In summary, we will characterise the molecular and material properties of human skin from different body sites, in addition to assessing the effect of skin re-engineering on properties like adaptation and dissipation. Our overall goal is to determine whether re-engineering stump skin to become like plantar skin is a feasible therapeutic strategy for alleviating pressure ulcers.

Who will benefit?

Several groups will benefit from this research. Academics, including PI's, postdocs and students will all benefit, as will Academic clinicians and clinical students. Other beneficiaries include the commercial private sector, military personnel, patients and the NHS, the wider public, and the staff working on this project.

How will they benefit?

-Academics (PI's, postdocs, students)
Several academics will benefit (as indicated in the beneficiaries section) through an increased understanding of cell reprogramming, cell adaptation, material properties of skin, positional information in skin, and the role of skin in dissipation of shear and compressive forces.

-Academics (Clinicians and clinical students)
Medical clinicians and clinical students regularly see patients with pressure ulcers. Currently, methods to alleviate ulcers aim to reduce the pressure and shear stress at the contact interface. For example, padding is incorporated into prosthetics to reduce compression, while bed liners are being developed that reduce shear on the skin surface. This proposal aims to determine whether a new treatment, fibroblast therapy) would be a suitable therapeutic to reduce the incidence of pressure ulcers. This will benefit clinical academics.

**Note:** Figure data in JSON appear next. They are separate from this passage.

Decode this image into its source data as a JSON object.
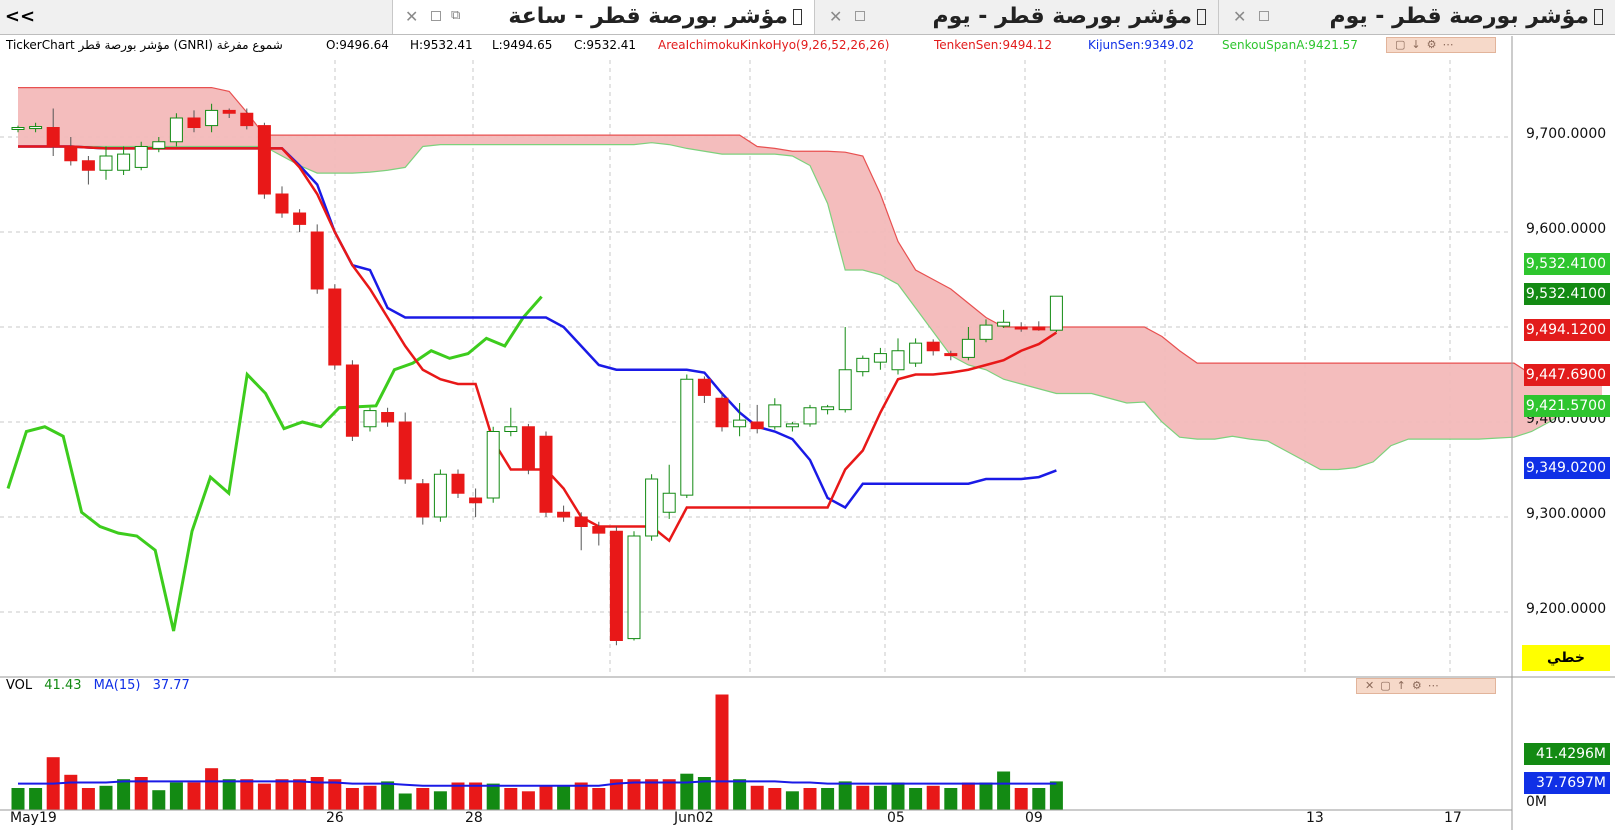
{
  "tabs": [
    {
      "title": "مؤشر بورصة قطر - ساعة",
      "active": true
    },
    {
      "title": "مؤشر بورصة قطر - يوم",
      "active": false
    },
    {
      "title": "مؤشر بورصة قطر - يوم",
      "active": false
    }
  ],
  "nav_label": "<<",
  "info": {
    "symbol": "TickerChart مؤشر بورصة قطر (GNRI)  شموع مفرغة",
    "open": "O:9496.64",
    "high": "H:9532.41",
    "low": "L:9494.65",
    "close": "C:9532.41",
    "indicator": "AreaIchimokuKinkoHyo(9,26,52,26,26)",
    "tenkan": "TenkenSen:9494.12",
    "kijun": "KijunSen:9349.02",
    "senkou": "SenkouSpanA:9421.57"
  },
  "price_axis": [
    "9,700.0000",
    "9,600.0000",
    "9,400.0000",
    "9,300.0000",
    "9,200.0000"
  ],
  "price_tags": [
    {
      "text": "9,532.4100",
      "color": "#2ec52e"
    },
    {
      "text": "9,532.4100",
      "color": "#138a13"
    },
    {
      "text": "9,494.1200",
      "color": "#e21b1b"
    },
    {
      "text": "9,447.6900",
      "color": "#e21b1b"
    },
    {
      "text": "9,421.5700",
      "color": "#2ec52e"
    },
    {
      "text": "9,349.0200",
      "color": "#1030e6"
    }
  ],
  "scale_button": "خطي",
  "date_labels": [
    "May19",
    "26",
    "28",
    "Jun02",
    "05",
    "09",
    "13",
    "17"
  ],
  "volume": {
    "label": "VOL",
    "value": "41.43",
    "ma_label": "MA(15)",
    "ma_value": "37.77",
    "tags": [
      {
        "text": "41.4296M",
        "color": "#138a13"
      },
      {
        "text": "37.7697M",
        "color": "#1030e6"
      }
    ],
    "zero_label": "0M"
  },
  "chart_data": {
    "type": "candlestick",
    "price_ylim": [
      9160,
      9760
    ],
    "candles": [
      {
        "o": 9708,
        "h": 9712,
        "l": 9705,
        "c": 9710
      },
      {
        "o": 9710,
        "h": 9715,
        "l": 9705,
        "c": 9711
      },
      {
        "o": 9710,
        "h": 9730,
        "l": 9680,
        "c": 9690
      },
      {
        "o": 9690,
        "h": 9700,
        "l": 9670,
        "c": 9675
      },
      {
        "o": 9675,
        "h": 9680,
        "l": 9650,
        "c": 9665
      },
      {
        "o": 9665,
        "h": 9690,
        "l": 9655,
        "c": 9680
      },
      {
        "o": 9665,
        "h": 9690,
        "l": 9660,
        "c": 9682
      },
      {
        "o": 9668,
        "h": 9695,
        "l": 9665,
        "c": 9690
      },
      {
        "o": 9688,
        "h": 9700,
        "l": 9684,
        "c": 9695
      },
      {
        "o": 9695,
        "h": 9725,
        "l": 9690,
        "c": 9720
      },
      {
        "o": 9720,
        "h": 9728,
        "l": 9705,
        "c": 9710
      },
      {
        "o": 9712,
        "h": 9735,
        "l": 9705,
        "c": 9728
      },
      {
        "o": 9728,
        "h": 9730,
        "l": 9720,
        "c": 9725
      },
      {
        "o": 9725,
        "h": 9730,
        "l": 9708,
        "c": 9712
      },
      {
        "o": 9712,
        "h": 9715,
        "l": 9635,
        "c": 9640
      },
      {
        "o": 9640,
        "h": 9648,
        "l": 9615,
        "c": 9620
      },
      {
        "o": 9620,
        "h": 9624,
        "l": 9600,
        "c": 9608
      },
      {
        "o": 9600,
        "h": 9608,
        "l": 9535,
        "c": 9540
      },
      {
        "o": 9540,
        "h": 9545,
        "l": 9455,
        "c": 9460
      },
      {
        "o": 9460,
        "h": 9465,
        "l": 9380,
        "c": 9385
      },
      {
        "o": 9395,
        "h": 9415,
        "l": 9390,
        "c": 9412
      },
      {
        "o": 9410,
        "h": 9415,
        "l": 9395,
        "c": 9400
      },
      {
        "o": 9400,
        "h": 9410,
        "l": 9335,
        "c": 9340
      },
      {
        "o": 9335,
        "h": 9340,
        "l": 9292,
        "c": 9300
      },
      {
        "o": 9300,
        "h": 9350,
        "l": 9295,
        "c": 9345
      },
      {
        "o": 9345,
        "h": 9350,
        "l": 9320,
        "c": 9325
      },
      {
        "o": 9320,
        "h": 9330,
        "l": 9300,
        "c": 9315
      },
      {
        "o": 9320,
        "h": 9395,
        "l": 9315,
        "c": 9390
      },
      {
        "o": 9390,
        "h": 9415,
        "l": 9385,
        "c": 9395
      },
      {
        "o": 9395,
        "h": 9398,
        "l": 9345,
        "c": 9350
      },
      {
        "o": 9385,
        "h": 9390,
        "l": 9300,
        "c": 9305
      },
      {
        "o": 9305,
        "h": 9312,
        "l": 9295,
        "c": 9300
      },
      {
        "o": 9300,
        "h": 9305,
        "l": 9265,
        "c": 9290
      },
      {
        "o": 9290,
        "h": 9295,
        "l": 9270,
        "c": 9283
      },
      {
        "o": 9285,
        "h": 9290,
        "l": 9165,
        "c": 9170
      },
      {
        "o": 9172,
        "h": 9285,
        "l": 9170,
        "c": 9280
      },
      {
        "o": 9280,
        "h": 9345,
        "l": 9275,
        "c": 9340
      },
      {
        "o": 9305,
        "h": 9355,
        "l": 9298,
        "c": 9325
      },
      {
        "o": 9323,
        "h": 9450,
        "l": 9320,
        "c": 9445
      },
      {
        "o": 9445,
        "h": 9448,
        "l": 9420,
        "c": 9428
      },
      {
        "o": 9425,
        "h": 9430,
        "l": 9390,
        "c": 9395
      },
      {
        "o": 9395,
        "h": 9420,
        "l": 9385,
        "c": 9402
      },
      {
        "o": 9400,
        "h": 9418,
        "l": 9388,
        "c": 9393
      },
      {
        "o": 9395,
        "h": 9425,
        "l": 9392,
        "c": 9418
      },
      {
        "o": 9395,
        "h": 9400,
        "l": 9390,
        "c": 9398
      },
      {
        "o": 9398,
        "h": 9418,
        "l": 9395,
        "c": 9415
      },
      {
        "o": 9413,
        "h": 9418,
        "l": 9408,
        "c": 9416
      },
      {
        "o": 9413,
        "h": 9500,
        "l": 9410,
        "c": 9455
      },
      {
        "o": 9453,
        "h": 9470,
        "l": 9448,
        "c": 9467
      },
      {
        "o": 9463,
        "h": 9478,
        "l": 9455,
        "c": 9472
      },
      {
        "o": 9455,
        "h": 9488,
        "l": 9450,
        "c": 9475
      },
      {
        "o": 9462,
        "h": 9488,
        "l": 9458,
        "c": 9483
      },
      {
        "o": 9484,
        "h": 9487,
        "l": 9470,
        "c": 9475
      },
      {
        "o": 9472,
        "h": 9475,
        "l": 9465,
        "c": 9470
      },
      {
        "o": 9468,
        "h": 9500,
        "l": 9465,
        "c": 9487
      },
      {
        "o": 9487,
        "h": 9508,
        "l": 9484,
        "c": 9502
      },
      {
        "o": 9501,
        "h": 9518,
        "l": 9499,
        "c": 9505
      },
      {
        "o": 9500,
        "h": 9505,
        "l": 9495,
        "c": 9499
      },
      {
        "o": 9500,
        "h": 9506,
        "l": 9496,
        "c": 9497
      },
      {
        "o": 9496.64,
        "h": 9532.41,
        "l": 9494.65,
        "c": 9532.41
      }
    ],
    "tenkan": [
      9690,
      9690,
      9690,
      9690,
      9689,
      9688,
      9688,
      9688,
      9688,
      9688,
      9688,
      9688,
      9688,
      9688,
      9688,
      9688,
      9668,
      9640,
      9600,
      9565,
      9540,
      9510,
      9480,
      9455,
      9445,
      9440,
      9440,
      9380,
      9350,
      9350,
      9350,
      9330,
      9300,
      9290,
      9290,
      9290,
      9290,
      9275,
      9310,
      9310,
      9310,
      9310,
      9310,
      9310,
      9310,
      9310,
      9310,
      9350,
      9370,
      9410,
      9445,
      9450,
      9450,
      9452,
      9455,
      9460,
      9465,
      9475,
      9482,
      9494.12
    ],
    "kijun": [
      9690,
      9690,
      9690,
      9690,
      9689,
      9688,
      9688,
      9688,
      9688,
      9688,
      9688,
      9688,
      9688,
      9688,
      9688,
      9688,
      9670,
      9650,
      9600,
      9565,
      9560,
      9520,
      9510,
      9510,
      9510,
      9510,
      9510,
      9510,
      9510,
      9510,
      9510,
      9500,
      9480,
      9460,
      9455,
      9455,
      9455,
      9455,
      9455,
      9452,
      9430,
      9410,
      9395,
      9390,
      9382,
      9360,
      9320,
      9310,
      9335,
      9335,
      9335,
      9335,
      9335,
      9335,
      9335,
      9340,
      9340,
      9340,
      9342,
      9349.02
    ],
    "chikou": [
      9330,
      9390,
      9395,
      9385,
      9305,
      9290,
      9283,
      9280,
      9265,
      9180,
      9285,
      9342,
      9325,
      9450,
      9430,
      9393,
      9400,
      9395,
      9415,
      9416,
      9417,
      9455,
      9462,
      9475,
      9467,
      9472,
      9488,
      9480,
      9510,
      9532
    ],
    "span_a": [
      9690,
      9690,
      9690,
      9690,
      9690,
      9690,
      9690,
      9690,
      9690,
      9690,
      9690,
      9690,
      9690,
      9690,
      9690,
      9680,
      9670,
      9662,
      9662,
      9662,
      9663,
      9665,
      9668,
      9690,
      9692,
      9692,
      9692,
      9692,
      9692,
      9692,
      9692,
      9692,
      9692,
      9692,
      9692,
      9692,
      9694,
      9692,
      9688,
      9685,
      9682,
      9682,
      9682,
      9682,
      9680,
      9670,
      9630,
      9560,
      9560,
      9555,
      9545,
      9520,
      9495,
      9470,
      9460,
      9455,
      9445,
      9440,
      9435,
      9430,
      9430,
      9430,
      9425,
      9420,
      9421,
      9400,
      9384,
      9382,
      9382,
      9385,
      9382,
      9380,
      9370,
      9360,
      9350,
      9350,
      9352,
      9358,
      9375,
      9382,
      9382,
      9382,
      9382,
      9382,
      9383,
      9384,
      9390,
      9400,
      9412,
      9415,
      9421.57
    ],
    "span_b": [
      9752,
      9752,
      9752,
      9752,
      9752,
      9752,
      9752,
      9752,
      9752,
      9752,
      9752,
      9752,
      9748,
      9726,
      9702,
      9702,
      9702,
      9702,
      9702,
      9702,
      9702,
      9702,
      9702,
      9702,
      9702,
      9702,
      9702,
      9702,
      9702,
      9702,
      9702,
      9702,
      9702,
      9702,
      9702,
      9702,
      9702,
      9702,
      9702,
      9702,
      9702,
      9702,
      9690,
      9688,
      9685,
      9685,
      9685,
      9684,
      9680,
      9640,
      9590,
      9560,
      9550,
      9540,
      9525,
      9510,
      9500,
      9500,
      9500,
      9500,
      9500,
      9500,
      9500,
      9500,
      9500,
      9490,
      9475,
      9462,
      9462,
      9462,
      9462,
      9462,
      9462,
      9462,
      9462,
      9462,
      9462,
      9462,
      9462,
      9462,
      9462,
      9462,
      9462,
      9462,
      9462,
      9462,
      9450,
      9450,
      9450,
      9448,
      9447.69
    ],
    "volume_ylim": [
      0,
      100
    ],
    "volume": [
      {
        "v": 20,
        "up": true
      },
      {
        "v": 20,
        "up": true
      },
      {
        "v": 48,
        "up": false
      },
      {
        "v": 32,
        "up": false
      },
      {
        "v": 20,
        "up": false
      },
      {
        "v": 22,
        "up": true
      },
      {
        "v": 28,
        "up": true
      },
      {
        "v": 30,
        "up": false
      },
      {
        "v": 18,
        "up": true
      },
      {
        "v": 25,
        "up": true
      },
      {
        "v": 25,
        "up": false
      },
      {
        "v": 38,
        "up": false
      },
      {
        "v": 28,
        "up": true
      },
      {
        "v": 28,
        "up": false
      },
      {
        "v": 24,
        "up": false
      },
      {
        "v": 28,
        "up": false
      },
      {
        "v": 28,
        "up": false
      },
      {
        "v": 30,
        "up": false
      },
      {
        "v": 28,
        "up": false
      },
      {
        "v": 20,
        "up": false
      },
      {
        "v": 22,
        "up": false
      },
      {
        "v": 26,
        "up": true
      },
      {
        "v": 15,
        "up": true
      },
      {
        "v": 20,
        "up": false
      },
      {
        "v": 17,
        "up": true
      },
      {
        "v": 25,
        "up": false
      },
      {
        "v": 25,
        "up": false
      },
      {
        "v": 24,
        "up": true
      },
      {
        "v": 20,
        "up": false
      },
      {
        "v": 17,
        "up": false
      },
      {
        "v": 22,
        "up": false
      },
      {
        "v": 22,
        "up": true
      },
      {
        "v": 25,
        "up": false
      },
      {
        "v": 20,
        "up": false
      },
      {
        "v": 28,
        "up": false
      },
      {
        "v": 28,
        "up": false
      },
      {
        "v": 28,
        "up": false
      },
      {
        "v": 28,
        "up": false
      },
      {
        "v": 33,
        "up": true
      },
      {
        "v": 30,
        "up": true
      },
      {
        "v": 105,
        "up": false
      },
      {
        "v": 28,
        "up": true
      },
      {
        "v": 22,
        "up": false
      },
      {
        "v": 20,
        "up": false
      },
      {
        "v": 17,
        "up": true
      },
      {
        "v": 20,
        "up": false
      },
      {
        "v": 20,
        "up": true
      },
      {
        "v": 26,
        "up": true
      },
      {
        "v": 22,
        "up": false
      },
      {
        "v": 22,
        "up": true
      },
      {
        "v": 25,
        "up": true
      },
      {
        "v": 20,
        "up": true
      },
      {
        "v": 22,
        "up": false
      },
      {
        "v": 20,
        "up": true
      },
      {
        "v": 25,
        "up": false
      },
      {
        "v": 25,
        "up": true
      },
      {
        "v": 35,
        "up": true
      },
      {
        "v": 20,
        "up": false
      },
      {
        "v": 20,
        "up": true
      },
      {
        "v": 26,
        "up": true
      }
    ],
    "volume_ma": [
      24,
      24,
      24,
      25,
      25,
      25,
      26,
      26,
      26,
      26,
      26,
      26,
      26,
      26,
      26,
      26,
      26,
      25,
      25,
      24,
      24,
      24,
      23,
      22,
      22,
      22,
      22,
      22,
      22,
      22,
      22,
      22,
      22,
      22,
      24,
      25,
      25,
      25,
      25,
      26,
      26,
      26,
      26,
      26,
      25,
      25,
      24,
      24,
      24,
      24,
      24,
      24,
      24,
      24,
      24,
      24,
      24,
      24,
      24,
      24
    ]
  }
}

-Commercial private sector
There are several companies, for example Blatchford, who specialise in developing prosthetics, orthotics, special seating and wheelchairs for amputees. They decide on treatment plans on a patient specific basis. We hope that our research will demonstrate that fibroblast therapy is a suitable therapeutic strategy to alleviate pressure ulcers, and that one day companies such as Blatchford will integrate this into their treatment options for patients.

-Military personnel
Up to 70% of military personnel injured in explosive blasts have lower limb injuries. Of these, 7.4% require limb amputation, and 55% of these individuals will develop a pressure ulcer. Understanding whether fibroblast therapy is a viable therapeutic strategy to alleviate pressure ulcers will impact the treatment and rehabilitation of these personnel, enhancing the quality of life for affected individuals.

-Patients and the NHS
The NHS spends over £2.1 billion every year, treating the half a million patients that are admitted to hospitals with pressure ulcers. Over 20% of hospitalised patients will also develop a pressure ulcer, meaning many of the burdens on the NHS come from within the system. At the end of this research proposal, we aim to make a recommendation on whether fibroblast therapy could be used to prevent pressure ulcers. This will impact both patients within the NHS, and the NHS itself.

-The general public
Pressure ulcers are more commonly known as bedsores. They impact people with low mobility, from disabled individuals through to premature babies. Pressure ulcers can occur after just a few hours of sustained pressure, but take weeks to heal. As such, the general public is relatively well informed on pressure ulcers and the detrimental effects they have on quality of life.
Cellular reprogramming is also a very 'hot' topic at the moment, and mechanisms that enable fibroblasts to re-engineer a leg keratinocyte to a plantar fate will be of public interest.

-Staff working on this project
The postdoctoral researcher who is employed to work on this project will gain an in-depth experience of a broad variety of techniques, including sequencing and bioinformatics analysis, mechanical engineering, tribology, and finite element analysis. All these skills are highly transferable, and it is unique to have an individual with such a range of expertise.
The research technician who is employed to work on this project will become an expert in cell culture techniques, including skin construct formation.